United States v. Beverly A. Marty

450 F.3d 687, 2006 U.S. App. LEXIS 14326, 2006 WL 1585502
CourtCourt of Appeals for the Seventh Circuit
DecidedJune 12, 2006
Docket05-3297
StatusPublished
Cited by40 cases

This text of 450 F.3d 687 (United States v. Beverly A. Marty) is published on Counsel Stack Legal Research, covering Court of Appeals for the Seventh Circuit primary law. Counsel Stack provides free access to over 12 million legal documents including statutes, case law, regulations, and constitutions.

Bluebook
United States v. Beverly A. Marty, 450 F.3d 687, 2006 U.S. App. LEXIS 14326, 2006 WL 1585502 (7th Cir. 2006).

Opinion

FLAUM, Chief Judge.

Beverly A. Marty pled guilty to maintaining a drug-involved premises in violation of 21 U.S.C. § 856(a)(1). After finding the amount of oxycodone attributable to Marty was greater than the quantity recommended by the parties in their plea agreement, the district court sentenced Marty to seventy-eight months’ imprisonment. Marty now appeals that sentence, claiming that the district court abused its discretion in calculating her relevant conduct.

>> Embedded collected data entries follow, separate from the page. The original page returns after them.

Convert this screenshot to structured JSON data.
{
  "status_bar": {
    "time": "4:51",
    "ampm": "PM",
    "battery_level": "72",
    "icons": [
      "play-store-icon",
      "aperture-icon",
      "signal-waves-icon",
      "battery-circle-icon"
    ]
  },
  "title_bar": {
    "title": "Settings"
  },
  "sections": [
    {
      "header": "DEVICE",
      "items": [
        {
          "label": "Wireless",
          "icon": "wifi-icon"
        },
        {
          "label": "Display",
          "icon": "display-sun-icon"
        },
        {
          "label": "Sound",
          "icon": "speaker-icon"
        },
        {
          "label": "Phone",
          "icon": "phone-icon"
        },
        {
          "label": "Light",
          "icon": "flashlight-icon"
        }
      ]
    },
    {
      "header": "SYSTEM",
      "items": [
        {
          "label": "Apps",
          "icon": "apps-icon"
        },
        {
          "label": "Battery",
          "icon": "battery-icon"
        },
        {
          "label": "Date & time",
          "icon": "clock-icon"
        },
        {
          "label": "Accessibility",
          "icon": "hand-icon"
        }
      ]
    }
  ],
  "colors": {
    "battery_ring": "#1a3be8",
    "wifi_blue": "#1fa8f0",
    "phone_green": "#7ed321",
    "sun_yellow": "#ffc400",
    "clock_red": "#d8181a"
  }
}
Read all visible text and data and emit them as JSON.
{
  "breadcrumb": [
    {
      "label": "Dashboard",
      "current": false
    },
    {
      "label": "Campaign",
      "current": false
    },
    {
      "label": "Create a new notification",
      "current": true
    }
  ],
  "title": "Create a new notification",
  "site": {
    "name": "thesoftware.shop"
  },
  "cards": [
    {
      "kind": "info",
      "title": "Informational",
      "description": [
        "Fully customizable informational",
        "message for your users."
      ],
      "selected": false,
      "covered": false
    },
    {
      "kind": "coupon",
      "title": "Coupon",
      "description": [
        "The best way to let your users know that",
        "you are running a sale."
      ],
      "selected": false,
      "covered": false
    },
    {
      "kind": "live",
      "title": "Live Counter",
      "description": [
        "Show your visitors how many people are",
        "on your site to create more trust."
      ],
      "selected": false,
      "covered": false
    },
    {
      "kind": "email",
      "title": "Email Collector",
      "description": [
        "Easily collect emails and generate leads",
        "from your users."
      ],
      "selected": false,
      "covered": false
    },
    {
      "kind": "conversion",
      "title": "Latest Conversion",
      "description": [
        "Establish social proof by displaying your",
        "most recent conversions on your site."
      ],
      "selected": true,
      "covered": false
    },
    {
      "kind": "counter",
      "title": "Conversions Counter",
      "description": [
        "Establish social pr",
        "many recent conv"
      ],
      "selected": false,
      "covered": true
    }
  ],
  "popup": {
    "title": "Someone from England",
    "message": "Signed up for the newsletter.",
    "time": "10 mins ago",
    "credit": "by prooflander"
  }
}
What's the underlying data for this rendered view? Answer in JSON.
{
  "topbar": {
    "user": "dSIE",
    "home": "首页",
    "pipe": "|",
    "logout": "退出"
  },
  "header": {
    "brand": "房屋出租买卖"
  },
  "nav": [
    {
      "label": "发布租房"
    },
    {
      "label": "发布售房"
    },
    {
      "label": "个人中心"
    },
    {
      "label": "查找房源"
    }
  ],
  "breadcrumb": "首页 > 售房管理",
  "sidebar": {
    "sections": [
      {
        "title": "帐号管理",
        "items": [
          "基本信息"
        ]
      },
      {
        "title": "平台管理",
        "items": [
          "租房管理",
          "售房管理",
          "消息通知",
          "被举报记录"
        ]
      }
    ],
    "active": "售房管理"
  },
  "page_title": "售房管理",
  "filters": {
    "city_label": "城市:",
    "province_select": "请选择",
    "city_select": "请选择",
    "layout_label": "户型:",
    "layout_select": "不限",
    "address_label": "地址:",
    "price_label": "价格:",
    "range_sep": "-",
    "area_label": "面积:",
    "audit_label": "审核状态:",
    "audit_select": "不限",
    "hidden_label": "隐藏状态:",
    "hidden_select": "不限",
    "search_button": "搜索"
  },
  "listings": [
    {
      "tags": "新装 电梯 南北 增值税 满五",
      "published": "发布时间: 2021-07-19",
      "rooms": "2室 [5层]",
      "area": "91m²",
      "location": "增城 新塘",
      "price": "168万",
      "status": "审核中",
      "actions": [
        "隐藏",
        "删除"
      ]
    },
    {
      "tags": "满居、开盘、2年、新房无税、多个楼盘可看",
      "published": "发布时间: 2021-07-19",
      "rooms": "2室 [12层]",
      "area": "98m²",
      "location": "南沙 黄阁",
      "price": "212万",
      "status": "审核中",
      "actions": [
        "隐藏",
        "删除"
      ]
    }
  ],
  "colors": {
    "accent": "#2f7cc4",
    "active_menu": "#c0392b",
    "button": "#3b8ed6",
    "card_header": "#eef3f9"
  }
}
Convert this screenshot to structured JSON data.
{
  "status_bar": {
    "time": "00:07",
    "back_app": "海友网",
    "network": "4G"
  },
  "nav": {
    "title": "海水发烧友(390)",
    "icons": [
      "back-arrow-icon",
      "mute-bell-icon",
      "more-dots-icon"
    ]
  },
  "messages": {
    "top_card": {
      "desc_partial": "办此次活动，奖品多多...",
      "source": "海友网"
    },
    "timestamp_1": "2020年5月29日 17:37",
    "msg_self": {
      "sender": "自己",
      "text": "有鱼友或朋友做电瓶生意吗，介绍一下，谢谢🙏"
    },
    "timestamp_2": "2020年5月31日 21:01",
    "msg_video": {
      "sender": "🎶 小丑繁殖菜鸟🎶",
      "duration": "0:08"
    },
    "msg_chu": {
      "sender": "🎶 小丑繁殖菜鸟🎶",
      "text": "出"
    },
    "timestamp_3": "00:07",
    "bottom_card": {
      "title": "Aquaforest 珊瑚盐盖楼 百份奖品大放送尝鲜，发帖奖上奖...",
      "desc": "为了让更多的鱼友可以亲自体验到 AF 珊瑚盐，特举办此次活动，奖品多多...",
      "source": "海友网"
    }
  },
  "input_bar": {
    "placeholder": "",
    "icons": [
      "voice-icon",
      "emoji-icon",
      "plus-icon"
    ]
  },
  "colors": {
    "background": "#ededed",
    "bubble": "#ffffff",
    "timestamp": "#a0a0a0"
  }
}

For the following reasons, we now affirm the judgment of the district court.

I. Background

Between July 1, 2004, and January 31, 2005, the defendant-appellant, Beverly A. Marty, sold OxyContin out of her home in Madison, Wisconsin. Pursuant to a warrant, the police searched Marty’s home and found 16 empty OxyContin bottles (each bearing Marty’s name and labeled as containing 450 pills), $2,450 in U.S. currency, marijuana, drug paraphernalia, and a “Triple-Beam” scale.

On February 24, 2005, a federal grand jury charged Marty and her husband, Alan M. Marty, with maintaining a drug-involved premises for the purpose of distributing OxyContin, a Schedule II controlled substance, in violation of 21 U.S.C. § 856(a)(1); and forfeiture of the real property used to facilitate the offense in accordance with 21 U.S.C. § 853.

Pursuant to a plea agreement, Marty pled guilty to Count One of the indictment and agreed to the forfeiture in Count Two. The government agreed to recommend “that the court find that the drug amount attributable to the defendant under advisory guideline § 2D1.1 is between 100 to 400 kilograms of marijuana (after converting the oxycodone to marijuana under the guidelines).” In the plea agreement and as part of a subsequent plea colloquy, Marty acknowledged that no sentencing promises had been made, that the district court was not required to accept the recommendation made by the government, and that the district court was free to impose a sentence up to the statutory maximum.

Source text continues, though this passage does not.